人文情報学ふたたび2010-07-16

2010-07-16 當山日出夫

考えてみれば、人文情報学といっても、あまりにも幅がありすぎるのだろう。そして、その中を個別に見ていくならば、非常なばらつきがある、という段階だと思う。

先に事例として出した韓国での口訣研究は、(くりかえしになるが)世の中にパーソナルコンピュータが登場して使われ始めたときと、その本格的な研究のなりたちが、並行する関係にある。したがって、期せずして、おのずと人文情報学になってしまっている。そうであるこことを、特に意識することなく。

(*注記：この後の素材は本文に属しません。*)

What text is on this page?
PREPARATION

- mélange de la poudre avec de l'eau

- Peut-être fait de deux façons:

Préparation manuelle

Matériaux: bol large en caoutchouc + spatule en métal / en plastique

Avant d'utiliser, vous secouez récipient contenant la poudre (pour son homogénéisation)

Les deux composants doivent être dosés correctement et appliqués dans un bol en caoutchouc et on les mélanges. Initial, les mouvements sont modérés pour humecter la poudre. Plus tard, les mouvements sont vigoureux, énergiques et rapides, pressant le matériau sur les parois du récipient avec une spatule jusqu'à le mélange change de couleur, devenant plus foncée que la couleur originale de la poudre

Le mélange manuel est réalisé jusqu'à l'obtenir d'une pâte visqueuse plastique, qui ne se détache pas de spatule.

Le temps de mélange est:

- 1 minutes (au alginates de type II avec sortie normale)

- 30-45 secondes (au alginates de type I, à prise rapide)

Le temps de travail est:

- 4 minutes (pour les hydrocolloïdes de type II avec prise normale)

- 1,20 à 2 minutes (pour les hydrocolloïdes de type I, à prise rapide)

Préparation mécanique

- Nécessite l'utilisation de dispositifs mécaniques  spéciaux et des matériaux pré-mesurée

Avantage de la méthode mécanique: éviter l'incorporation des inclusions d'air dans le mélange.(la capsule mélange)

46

資料がデジタル化され、共有化され、画像データ、釈文(解釈)もデジタルテキストとしてある、これが、当たり前のなかで、研究が構築されてきた。

一方、日本の訓点語学は、デジタルの遙か以前に、研究のピークをむかえている。(どんな研究分野でも、その領域における、勢いというか、たかまりをむかえる時期というものがある。)この意味では、これから、デジタル技術を使おうと思っても、新しい新発見の資料をどんどん電子化していくというのではない。むしろ、かつての研究業績としてある各種の資料(出版されたものなど)を、デジタル技術で、どのようにして、再考察するか、という方向になる。

口訣研究、訓点語研究という、非常にミクロな視点から見た場合、日本と韓国を比較すると、そこにすでにある人文情報学、という考え方になってしまう。それに対して、日本はどうであるか、ということになる。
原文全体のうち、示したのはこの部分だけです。